Question

Two coaxial discs having moments of inertia ${I_1}$ and $\dfrac{{{I_1}}}{2}$ are rotating with respective angular velocities ${\omega _1}$ and $\dfrac{{{\omega _1}}}{2}$ , about their common axis. They are brought in contact with each other and thereafter they rotate with a common angular velocity. If ${E_f}$ and ${E_i}$ are the final and initial total energies, then $\left( {{E_f} - {E_i}} \right)$ is:
$\left( a \right)$\[\dfrac{{{I_1}\omega _1^2}}{{12}}\]
$\left( b \right)$$\dfrac{3}{8}{I_1}\omega _1^2$
$\left( c \right)$$\dfrac{{{I_1}\omega _1^2}}{6}$
$\left( d \right)$$\dfrac{{ - {I_1}\omega _1^2}}{{24}}$

Answer 1

Hint So in this question, it is given that there are the two-discs and they are having a moment of inertia and having some angular velocities. Now they are saying that it will be brought in contact with one another and then it gets rotated. By using the equation given on conservation of angular momentum. And so by doing this we get the answer.
Formula:
Conservation of angular momentum,
\[{L_i} = {L_f}\]
And Kinetic energy,
$ \Rightarrow \dfrac{1}{2}I{\omega ^2}$
Where,
$I$ , will be the inertia and $\omega $ will be the angular velocity.

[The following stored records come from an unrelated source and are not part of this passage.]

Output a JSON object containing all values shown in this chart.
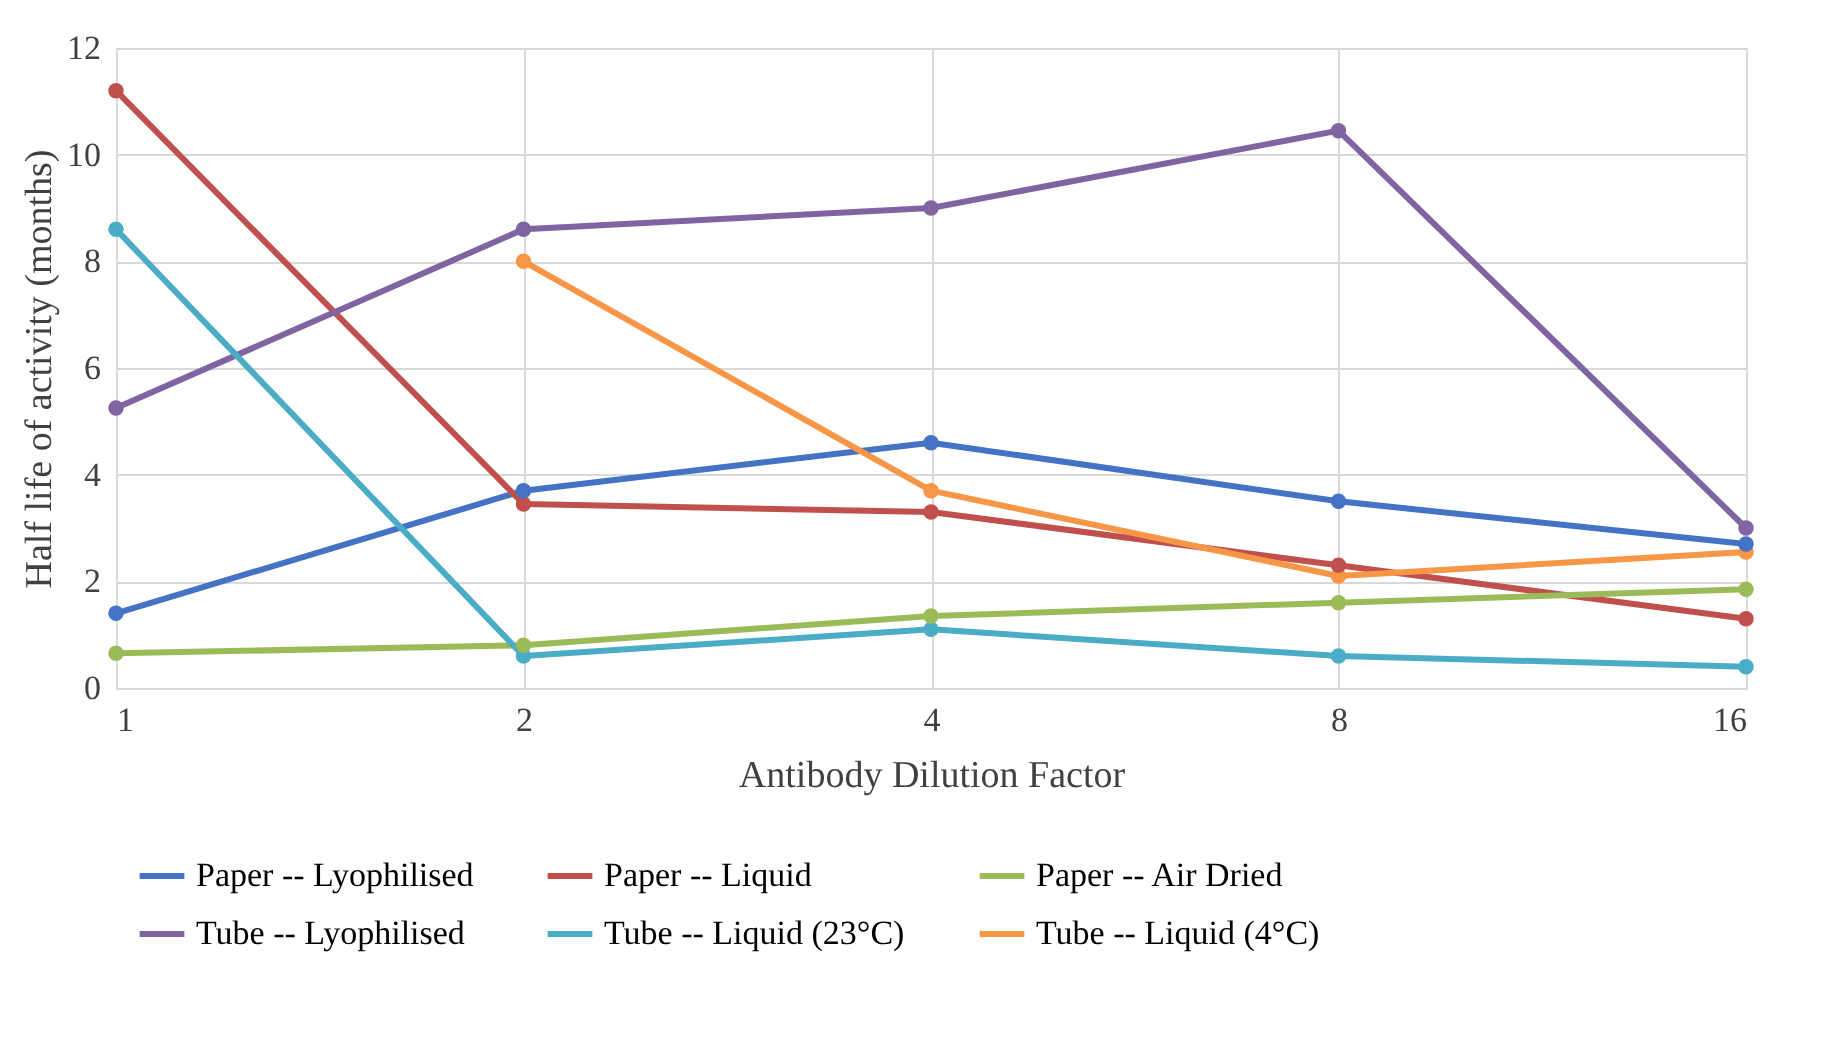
{
  "chart_data": {
    "type": "line",
    "xlabel": "Antibody Dilution Factor",
    "ylabel": "Half life of activity (months)",
    "categories": [
      "1",
      "2",
      "4",
      "8",
      "16"
    ],
    "ylim": [
      0,
      12
    ],
    "yticks": [
      0,
      2,
      4,
      6,
      8,
      10,
      12
    ],
    "grid": true,
    "legend": "bottom",
    "marker": "circle",
    "line_style": "solid",
    "series": [
      {
        "name": "Paper -- Lyophilised",
        "color": "#4472c4",
        "values": [
          1.4,
          3.7,
          4.6,
          3.5,
          2.7
        ]
      },
      {
        "name": "Paper -- Liquid",
        "color": "#c0504d",
        "values": [
          11.2,
          3.45,
          3.3,
          2.3,
          1.3
        ]
      },
      {
        "name": "Paper -- Air Dried",
        "color": "#9bbb59",
        "values": [
          0.65,
          0.8,
          1.35,
          1.6,
          1.85
        ]
      },
      {
        "name": "Tube -- Lyophilised",
        "color": "#8064a2",
        "values": [
          5.25,
          8.6,
          9.0,
          10.45,
          3.0
        ]
      },
      {
        "name": "Tube -- Liquid (23°C)",
        "color": "#4bacc6",
        "values": [
          8.6,
          0.6,
          1.1,
          0.6,
          0.4
        ]
      },
      {
        "name": "Tube -- Liquid  (4°C)",
        "color": "#f79646",
        "values": [
          null,
          8.0,
          3.7,
          2.1,
          2.55
        ]
      }
    ]
  }
}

Complete Step By Step Solution As from the question it is clear that we have to find the difference between the two energies which is final and the initial.
As we know energy in terms of inertia for both the disc will be equal to
$ \Rightarrow E = \dfrac{1}{2}{I_1} \times \omega _1^2 + \dfrac{1}{2}\dfrac{{{I_2}}}{2} \times \dfrac{{\Omega _1^2}}{4}$
Now putting the values from the question,
$ \Rightarrow \dfrac{{{I_1}\omega _1^2}}{2}\left( {\dfrac{9}{8}} \right) = \dfrac{9}{{16}}{I_1}\omega _1^2 = {E_I}$
Now on further solving the above equation,
We get
$ \Rightarrow {I_1}{\omega _1} = \dfrac{{{I_1}\omega _1^{}}}{4} = \dfrac{{3{I_1}}}{2}\omega $
And from here
$ \Rightarrow \omega = \dfrac{5}{6}{\omega _1}$
Now we will calculate the final energy, so for this final energy will be equal to
$ \Rightarrow {E_f} = \dfrac{1}{2} \times \dfrac{{3{I_1}}}{2} \times \dfrac{{25}}{{36}}\omega _1^2$
After solving the above equation, we will get the equation as
$ \Rightarrow \dfrac{{25}}{{48}}{I_1}\omega _1^2$
Now we will calculate the difference between that will be represented as $\left( {{E_f} - {E_i}} \right)$ ,
So equating the value we obtained from the above calculation, we get
$ \Rightarrow {E_f} - {E_i} = {I_1}\omega _1^2\left( {\dfrac{{25}}{{48}} - \dfrac{9}{{16}}} \right)$
Again on further solving the above equation, we get
$ \Rightarrow \dfrac{{ - 2}}{{48}}{I_1}\omega _1^2$
And after simplifying, we get
$ \Rightarrow \dfrac{{ - {I_1}\omega _1^2}}{{24}}$
Therefore, $\dfrac{{ - {I_1}\omega _1^2}}{{24}}$ , is the difference between the final and initial energies. Hence the option $D$ is the correct one among all the four options given here.

Note The Law of Conservation of Angular Momentum is extremely important: it explains how explosions work, why our planet still spins, why we orbit the sun, and why, when two things crash into each other, they sometimes bounce.